The album is bookended by a short but lovely folk song (performed by Roger Waters on an acoustic guitar) about a man who knows he can rescue his love interest from danger (the danger in question is "Pigs On The Wing").

The tone is set for the entire album. The "animals" on this recording are evil, cold-black- hearted people whose hearts don't pump "blood like yours and mine, but rather a thick, vomitous oil that oozes through their rotten veins and clots in their pea-sized brains which becomes the cause of their Naziesque patterns of violent behavior." (No disrespect intended to the creators of South Park.) So, basically, this album is an attack on these kind of people. When I was five years old, I thought the songs were written about dogs, pigs and sheep, but when I got older, I was shaken to know that Roger Waters was very bitter.

"Dogs," a 17-minute epic, deals with prisoners who must learn to obey their masters and deal with the outside world. There will be trouble if they don't. (For further listening on the similar subject matter, listen to the title track of Metallica's Master of Puppets.) The guitars (especially the acoustic ones) on this track are the main ingredient and David Gilmour plays them so well.
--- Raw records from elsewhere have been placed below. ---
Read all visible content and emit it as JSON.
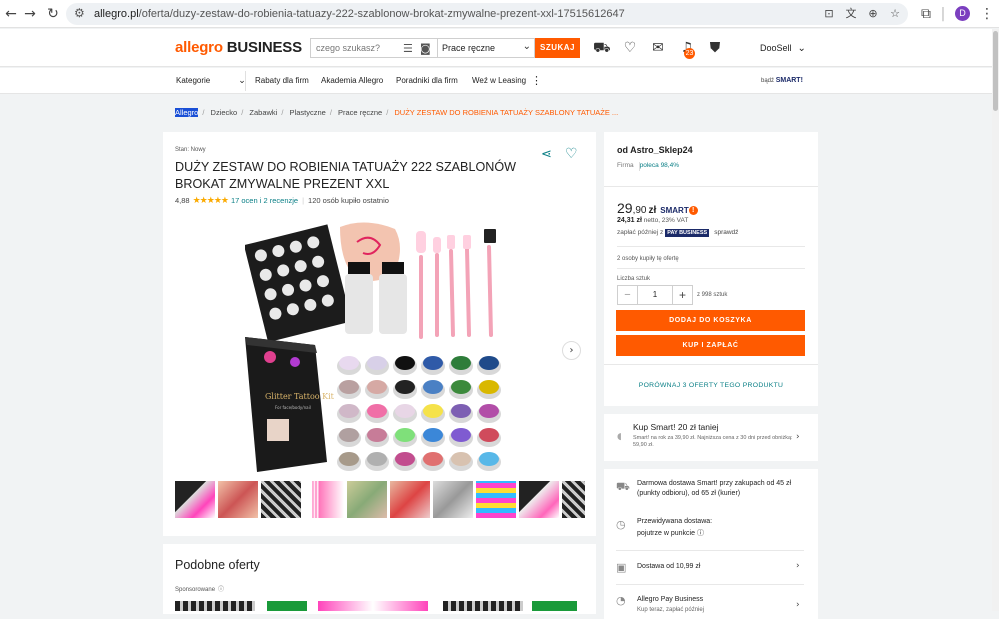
{
  "browser": {
    "url_domain": "allegro.pl",
    "url_path": "/oferta/duzy-zestaw-do-robienia-tatuazy-222-szablonow-brokat-zmywalne-prezent-xxl-17515612647",
    "profile_initial": "D"
  },
  "header": {
    "logo_allegro": "allegro",
    "logo_business": "BUSINESS",
    "search_placeholder": "czego szukasz?",
    "search_category": "Prace ręczne",
    "search_button": "SZUKAJ",
    "notifications_count": "23",
    "user_name": "DooSell"
  },
  "nav": {
    "categories": "Kategorie",
    "links": [
      "Rabaty dla firm",
      "Akademia Allegro",
      "Poradniki dla firm",
      "Weź w Leasing"
    ],
    "smart_prefix": "bądź",
    "smart_label": "SMART!"
  },
  "breadcrumb": {
    "first": "Allegro",
    "items": [
      "Dziecko",
      "Zabawki",
      "Plastyczne",
      "Prace ręczne"
    ],
    "current": "DUŻY ZESTAW DO ROBIENIA TATUAŻY SZABLONY TATUAŻE ..."
  },
  "product": {
    "condition": "Stan: Nowy",
    "title": "DUŻY ZESTAW DO ROBIENIA TATUAŻY 222 SZABLONÓW BROKAT ZMYWALNE PREZENT XXL",
    "rating_value": "4,88",
    "rating_stars": 5,
    "rating_link": "17 ocen i 2 recenzje",
    "bought_recent": "120 osób kupiło ostatnio",
    "box_label": "Glitter Tattoo Kit",
    "box_sub": "For face/body/nail"
  },
  "similar": {
    "title": "Podobne oferty",
    "sponsored": "Sponsorowane"
  },
  "seller": {
    "name": "od Astro_Sklep24",
    "type": "Firma",
    "recommend": "poleca 98,4%"
  },
  "pricing": {
    "price_main": "29",
    "price_cents": ",90",
    "currency": "zł",
    "smart_label": "SMART",
    "netto_value": "24,31 zł",
    "netto_text": "netto, 23% VAT",
    "pay_later": "zapłać później z",
    "pay_business": "PAY BUSINESS",
    "check": "sprawdź",
    "bought": "2 osoby kupiły tę ofertę",
    "qty_label": "Liczba sztuk",
    "qty_value": "1",
    "qty_of": "z 998 sztuk",
    "add_to_cart": "DODAJ DO KOSZYKA",
    "buy_pay": "KUP I ZAPŁAĆ",
    "compare": "PORÓWNAJ 3 OFERTY TEGO PRODUKTU"
  },
  "kup_smart": {
    "title": "Kup Smart! 20 zł taniej",
    "sub": "Smart! na rok za 39,90 zł. Najniższa cena z 30 dni przed obniżką: 59,90 zł."
  },
  "delivery": {
    "free": "Darmowa dostawa Smart! przy zakupach od 45 zł (punkty odbioru), od 65 zł (kurier)",
    "expected_label": "Przewidywana dostawa:",
    "expected_value": "pojutrze w punkcie",
    "from_price": "Dostawa od 10,99 zł",
    "pay_business": "Allegro Pay Business",
    "pay_business_sub": "Kup teraz, zapłać później"
  },
  "colors": {
    "accent": "#ff5a00",
    "teal": "#0a7f86",
    "navy": "#1b2a68"
  }
}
The sound effects of dogs also add to the listening pleasure. (Interesting note: this song had a hilarious use in that old TV show WKRP In Cincinnati during the famous turkey incident episode. It happens where Mr. Carlson walks into the DJ booth while the song is playing and Johnny Fever rolls his eyes at Mr. Carlson's moves. Mr. Carlson gazes at the turntable and Johnny orders him, "Don't touch that!" Mr. Carlson is like, "Oh sorry! What's the name of this orchestra?" "It's Pink Floyd." "Oh. Is that Pink Floyd?" Then dogs start barking on the cut. "Do I hear dogs barking on that?" "I do." Then when Mr. Carlson picks up the jacket and looks at the back of it, he's like, "Pigs On The Wing? What's that like?" Johnny replies, "I don't do requests." Man, that was a hilarious moment.)

"Pigs (Three Different Ones)" is an extremely offensive song. Here, Roger Waters attacks society members and their behaviours, but most appallingly, a British woman named Mary Whitehouse. Whitehouse was a candidate for smut-free TV and nothing with violence. Clearly, Roger did not approve of her beliefs and sure gave her a good pie in the face. This is a good, typical 70's rocker with some great piano. It also deserves credit for David Gilmour's guitar solo which he plays through a voicebox, making his guitar sound like a pig. The result is amazing since it actually works.
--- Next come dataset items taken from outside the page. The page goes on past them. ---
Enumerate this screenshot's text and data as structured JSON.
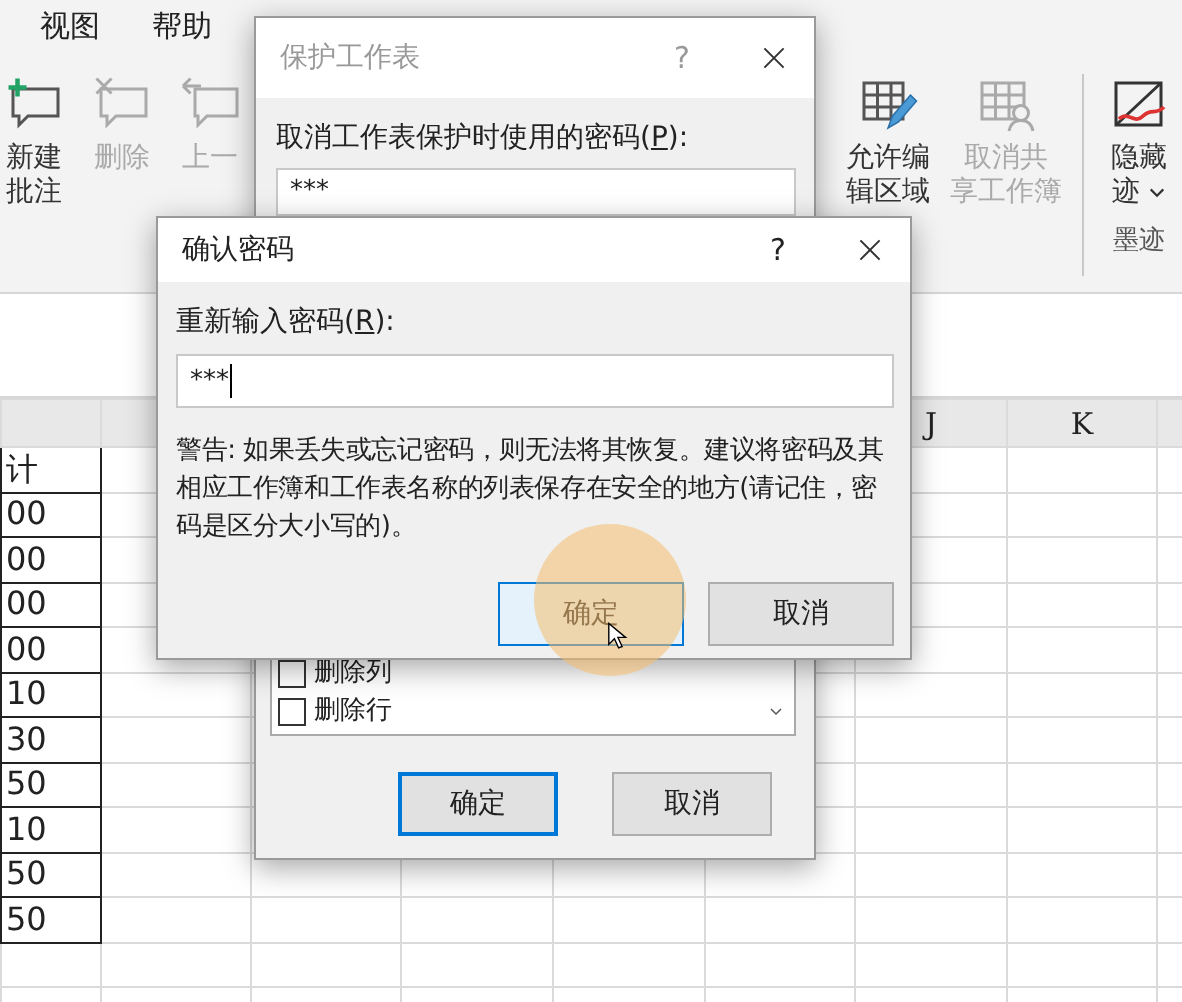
{
  "ribbon_tabs": [
    {
      "label": "视图"
    },
    {
      "label": "帮助"
    }
  ],
  "ribbon_left": [
    {
      "kind": "new-comment",
      "lines": [
        "新建",
        "批注"
      ],
      "disabled": false
    },
    {
      "kind": "delete-comment",
      "lines": [
        "删除"
      ],
      "disabled": true
    },
    {
      "kind": "previous-comment",
      "lines": [
        "上一"
      ],
      "disabled": true
    }
  ],
  "ribbon_right": [
    {
      "kind": "edit-ranges",
      "lines": [
        "允许编",
        "辑区域"
      ],
      "disabled": false
    },
    {
      "kind": "unshare",
      "lines": [
        "取消共",
        "享工作簿"
      ],
      "disabled": true
    }
  ],
  "ink_group": {
    "button": {
      "kind": "hide-ink",
      "lines": [
        "隐藏",
        "迹"
      ],
      "disabled": false,
      "dropdown": true
    },
    "label": "墨迹"
  },
  "sheet": {
    "column_headers": [
      {
        "label": "J"
      },
      {
        "label": "K"
      }
    ],
    "column_a": [
      "计",
      "00",
      "00",
      "00",
      "00",
      "10",
      "30",
      "50",
      "10",
      "50",
      "50"
    ]
  },
  "protect_dialog": {
    "title": "保护工作表",
    "active": false,
    "help": "?",
    "password_label": [
      "取消工作表保护时使用的密码(",
      "P",
      "):"
    ],
    "password_value": "***",
    "options": [
      {
        "label": "删除列",
        "checked": false
      },
      {
        "label": "删除行",
        "checked": false
      }
    ],
    "buttons": [
      {
        "label": "确定",
        "default": true,
        "focused": false
      },
      {
        "label": "取消",
        "default": false,
        "focused": false
      }
    ]
  },
  "confirm_dialog": {
    "title": "确认密码",
    "active": true,
    "help": "?",
    "password_label": [
      "重新输入密码(",
      "R",
      "):"
    ],
    "password_value": "***",
    "warning": "警告: 如果丢失或忘记密码，则无法将其恢复。建议将密码及其相应工作簿和工作表名称的列表保存在安全的地方(请记住，密码是区分大小写的)。",
    "buttons": [
      {
        "label": "确定",
        "default": true,
        "focused": true
      },
      {
        "label": "取消",
        "default": false,
        "focused": false
      }
    ]
  }
}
"Sheep" is an energetic track, but these lyrics are as insulting as the ones on the last track. Here, Roger puts down people of minorities as though they enjoy being lazy. The keyboards are the main ingredient in this recording. An anonymous Floyd roadie speaks through a Vocoder a parody of the passage from Psalm beginning with "the lord is my shepherd." In this case, though, what he says is something about fattening the sheep up and converting them to lamb cutlets. Make sure you never play this track around the religious unless they don't have wide hearing (but I'm an atheist, so I couldn't care less). The album ends with some great guitar playing that eventually fades out and seems like an almost perfect spot to end the album.

"Pigs On The Wing (part 2)" wraps up the album with the same lyrical subject matter and the loveliness of the first one.

This is one album that, despite the tracks' lengths, doesn't really take patience to get into and certainly ranks among their 10 best albums.

If I didn't rate this album with 5 stars, I'd be kidnapped by bounty hunters.